The international medical organization Doctors Without Borders said 13 hospitals and clinics that it supports have been damaged or destroyed over the past three days. The International Committee of the Red Cross called for immediate access to tend to the wounded, saying medical personnel in the rebel-held areas were unable to cope amid shortages of medicines and supplies.

Syrian government forces supported by Russian aircraft have shown no signs of letting up their aerial and artillery assault on eastern Ghouta since they stepped up strikes late Sunday as part of a new, determined push to recapture the territory that has been controlled by rebels since 2012.

The U.N. human rights office said in a statement Wednesday that at least 346 people had been killed in eastern Ghouta since the Syrian government and its allies escalated their offensive on the region on Feb. 4. At least 92 of those deaths occurred in just one 13-hour period on Monday, it said, adding that the toll was far from comprehensive, documented in the midst of chaos and destruction. Another 878 people have been wounded, mostly in airstrikes hitting residential areas.

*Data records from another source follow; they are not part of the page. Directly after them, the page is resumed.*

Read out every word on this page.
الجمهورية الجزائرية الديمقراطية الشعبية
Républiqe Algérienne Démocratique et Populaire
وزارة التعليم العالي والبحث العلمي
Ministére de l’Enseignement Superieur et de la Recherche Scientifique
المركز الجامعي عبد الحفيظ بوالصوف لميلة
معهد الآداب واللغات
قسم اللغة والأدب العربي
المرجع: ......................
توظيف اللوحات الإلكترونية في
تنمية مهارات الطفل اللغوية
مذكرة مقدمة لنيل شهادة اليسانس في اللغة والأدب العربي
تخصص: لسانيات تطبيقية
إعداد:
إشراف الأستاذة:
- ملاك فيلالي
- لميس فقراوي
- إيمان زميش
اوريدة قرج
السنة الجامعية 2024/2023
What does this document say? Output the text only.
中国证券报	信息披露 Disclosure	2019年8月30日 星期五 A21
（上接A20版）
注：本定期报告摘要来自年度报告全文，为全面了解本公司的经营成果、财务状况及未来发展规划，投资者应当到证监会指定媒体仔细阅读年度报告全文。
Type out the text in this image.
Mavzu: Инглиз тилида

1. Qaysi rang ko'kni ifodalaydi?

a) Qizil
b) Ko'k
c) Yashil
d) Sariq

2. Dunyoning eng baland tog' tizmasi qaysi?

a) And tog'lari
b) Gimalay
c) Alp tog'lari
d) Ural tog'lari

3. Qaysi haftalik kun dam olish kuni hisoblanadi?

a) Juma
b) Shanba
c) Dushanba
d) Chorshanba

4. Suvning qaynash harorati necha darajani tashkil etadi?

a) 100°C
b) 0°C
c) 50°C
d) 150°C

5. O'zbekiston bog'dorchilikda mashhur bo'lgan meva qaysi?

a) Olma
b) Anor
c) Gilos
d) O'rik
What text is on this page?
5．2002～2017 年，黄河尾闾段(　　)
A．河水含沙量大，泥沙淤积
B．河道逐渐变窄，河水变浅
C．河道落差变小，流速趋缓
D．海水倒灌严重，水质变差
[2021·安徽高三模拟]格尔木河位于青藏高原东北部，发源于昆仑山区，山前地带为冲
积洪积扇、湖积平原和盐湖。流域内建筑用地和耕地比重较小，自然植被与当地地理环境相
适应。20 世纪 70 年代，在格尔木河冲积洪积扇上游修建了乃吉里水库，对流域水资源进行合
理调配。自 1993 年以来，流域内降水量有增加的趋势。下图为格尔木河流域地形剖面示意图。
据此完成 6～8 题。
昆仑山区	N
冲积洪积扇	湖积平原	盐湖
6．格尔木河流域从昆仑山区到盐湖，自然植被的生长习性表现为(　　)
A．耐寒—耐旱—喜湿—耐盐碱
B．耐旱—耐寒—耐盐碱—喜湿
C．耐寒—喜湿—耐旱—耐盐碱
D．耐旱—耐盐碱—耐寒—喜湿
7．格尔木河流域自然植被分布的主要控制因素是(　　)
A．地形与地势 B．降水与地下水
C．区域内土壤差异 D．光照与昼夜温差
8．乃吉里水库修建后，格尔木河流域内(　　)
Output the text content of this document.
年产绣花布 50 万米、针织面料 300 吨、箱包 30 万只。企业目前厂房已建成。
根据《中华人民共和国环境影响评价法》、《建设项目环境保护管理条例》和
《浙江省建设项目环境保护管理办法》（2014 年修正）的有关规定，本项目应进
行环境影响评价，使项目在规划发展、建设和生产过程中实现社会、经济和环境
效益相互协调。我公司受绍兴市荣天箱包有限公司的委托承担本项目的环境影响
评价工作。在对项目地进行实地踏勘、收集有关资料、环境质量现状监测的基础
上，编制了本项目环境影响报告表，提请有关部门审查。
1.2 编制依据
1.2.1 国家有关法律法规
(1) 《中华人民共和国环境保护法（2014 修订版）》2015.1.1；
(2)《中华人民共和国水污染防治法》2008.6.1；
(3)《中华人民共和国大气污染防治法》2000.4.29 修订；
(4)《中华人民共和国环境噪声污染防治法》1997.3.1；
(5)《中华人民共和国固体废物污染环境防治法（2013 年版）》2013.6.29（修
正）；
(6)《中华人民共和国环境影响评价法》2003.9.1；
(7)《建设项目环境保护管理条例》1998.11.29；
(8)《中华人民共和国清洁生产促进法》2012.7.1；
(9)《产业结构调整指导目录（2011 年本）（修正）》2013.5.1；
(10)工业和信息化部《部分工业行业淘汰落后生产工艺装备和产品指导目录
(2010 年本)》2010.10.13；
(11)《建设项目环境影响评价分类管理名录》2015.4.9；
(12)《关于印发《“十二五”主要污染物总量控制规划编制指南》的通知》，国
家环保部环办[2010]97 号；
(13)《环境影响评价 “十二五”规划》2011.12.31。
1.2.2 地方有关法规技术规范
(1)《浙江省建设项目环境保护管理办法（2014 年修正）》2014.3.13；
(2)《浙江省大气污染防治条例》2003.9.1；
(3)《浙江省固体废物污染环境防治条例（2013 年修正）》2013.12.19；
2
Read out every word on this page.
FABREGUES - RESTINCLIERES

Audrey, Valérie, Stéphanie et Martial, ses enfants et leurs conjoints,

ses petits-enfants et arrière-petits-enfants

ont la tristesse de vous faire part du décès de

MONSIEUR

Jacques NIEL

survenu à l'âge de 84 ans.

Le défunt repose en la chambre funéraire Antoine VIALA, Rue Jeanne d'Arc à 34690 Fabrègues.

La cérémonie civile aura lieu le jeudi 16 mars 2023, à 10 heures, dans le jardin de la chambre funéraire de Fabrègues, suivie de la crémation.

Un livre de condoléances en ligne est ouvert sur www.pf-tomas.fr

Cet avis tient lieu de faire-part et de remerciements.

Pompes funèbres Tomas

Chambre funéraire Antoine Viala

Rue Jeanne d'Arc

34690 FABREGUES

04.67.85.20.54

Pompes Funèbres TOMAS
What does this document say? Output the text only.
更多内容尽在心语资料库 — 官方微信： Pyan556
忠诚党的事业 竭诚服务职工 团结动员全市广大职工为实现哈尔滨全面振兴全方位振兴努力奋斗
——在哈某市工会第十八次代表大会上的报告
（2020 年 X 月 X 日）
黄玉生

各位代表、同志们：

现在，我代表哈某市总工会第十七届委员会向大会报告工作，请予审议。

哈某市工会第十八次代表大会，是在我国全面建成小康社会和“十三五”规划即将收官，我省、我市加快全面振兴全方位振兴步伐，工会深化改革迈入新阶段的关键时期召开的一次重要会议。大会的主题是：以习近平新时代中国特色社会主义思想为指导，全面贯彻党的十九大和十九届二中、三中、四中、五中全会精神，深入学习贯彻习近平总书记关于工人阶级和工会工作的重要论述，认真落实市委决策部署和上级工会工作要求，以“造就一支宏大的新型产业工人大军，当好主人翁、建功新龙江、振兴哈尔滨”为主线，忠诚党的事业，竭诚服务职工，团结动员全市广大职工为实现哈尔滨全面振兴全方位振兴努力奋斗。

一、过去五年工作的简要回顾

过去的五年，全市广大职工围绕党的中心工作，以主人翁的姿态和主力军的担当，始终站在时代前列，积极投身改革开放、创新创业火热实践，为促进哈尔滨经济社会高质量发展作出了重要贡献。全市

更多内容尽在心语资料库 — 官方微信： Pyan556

The Britain-based Syrian Observatory for Human Rights, which closely monitors the fighting through activists on the ground, said at least 300 people have been killed since Sunday night alone. The dead included 10 people killed in a new wave of strikes Wednesday on the town of Kafr Batna.

The opposition’s Syrian Civil Defense search-and-rescue group, also known as the White Helmets, reported similar numbers, saying government forces targeted the town with airstrikes, artillery fire and barrel bombs. Photos and video posted by the Syrian Civil Defense and local activist groups showed scenes resembling an earthquake.